Perplexes face à tout cela, les organisateurs du colloque 2023 recherchent des contributions de collègues capables d’élucider pour leurs pairs pourquoi certaines communautés ont cru qu’il était parfaitement logique de soutenir que leur langage était un « don des dieux aux mortels ». Quel sens peut-il y avoir de prendre au sérieux une telle idée ? Quelles techniques divinatoires furent impliquées dans l’appréhension de ce qui était considéré comme « le Sacré » ? Sous quelles formes sa rencontre se révéla-t-elle ? Quelle ingéniosité herméneutique fut utilisée pour interpréter ce que laissait entendre ce Sacré ? Quelle ingénierie sémiotique fut déployée pour forger ces interprétations en signes, en significations et en langage ? Quel fut le raisonnement à l’œuvre dans la présomption selon laquelle le divin lui-même serait une propriété vivante, respirante et résonante du langage et que ses mots constituants encodent, médiatisent et révèlent quelque chose de « sublime » ou « transcendant » à propos de leurs denotata ?

Si nous soulevons ces questions, ce n’est ni pour faire l’éloge des systèmes de croyances « traditionnelles », ni en faire l’apologie. Pas plus qu’il ne l’est d’être une récrimination des points de vue sur la nature, la vocation et la finalité des mots et du langage qui répudient l’idée que « le mystique » ou « le surnaturel » ont droit de cité dans l’analyse. Non, ce qui nous intéresse réellement, c’est d’enrichir et de varier les acceptations et les applications habituelles de la linguistique, la sémiotique et la philosophie du langage en explorant ce qui pourrait être significatif et méritoire dans les théories soutenant que le langage est une « émanation » de puissances autres-que-mortelles – comme, par exemple, de Gaia ou l’un de ses équivalents.  

Bien entendu, l’avis des indologues, orientalistes, arabisants, spécialistes des études indigènes sur ce que l’on peut dire de tout cela serait très apprécié.
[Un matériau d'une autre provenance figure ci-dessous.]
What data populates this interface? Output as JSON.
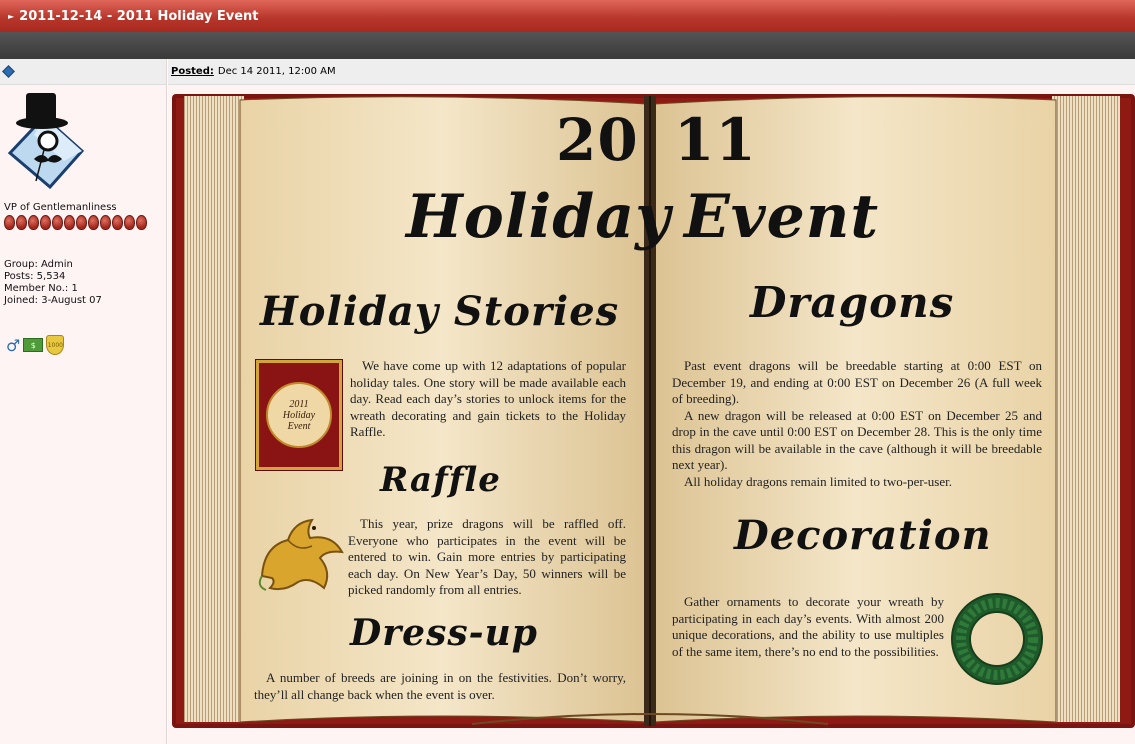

Idem pour les collègues issus de l’ethnolinguistique, la théorie littéraire, l’écosémiotique, la poétique comparée, la philologie et des domaines voisins. Mais ce n’est pas tout. Nous voulons en savoir plus sur la façon dont des doxas obsolètes sur les origines divines de la parole peuvent être repensées à nouveaux frais et renaître sous des formes et dans des endroits où l’on s’attendrait le moins à les trouver. Ce serait notamment le cas pour ce qui est des théories de penseurs avant-gardistes ostensiblement « athées » tels que Blanchot, Foucault, Derrida, Lacan et d’artistes novateurs comme Hölderlin, Mallarmé, Baudelaire, Artaud, Joyce, Eliot, etc.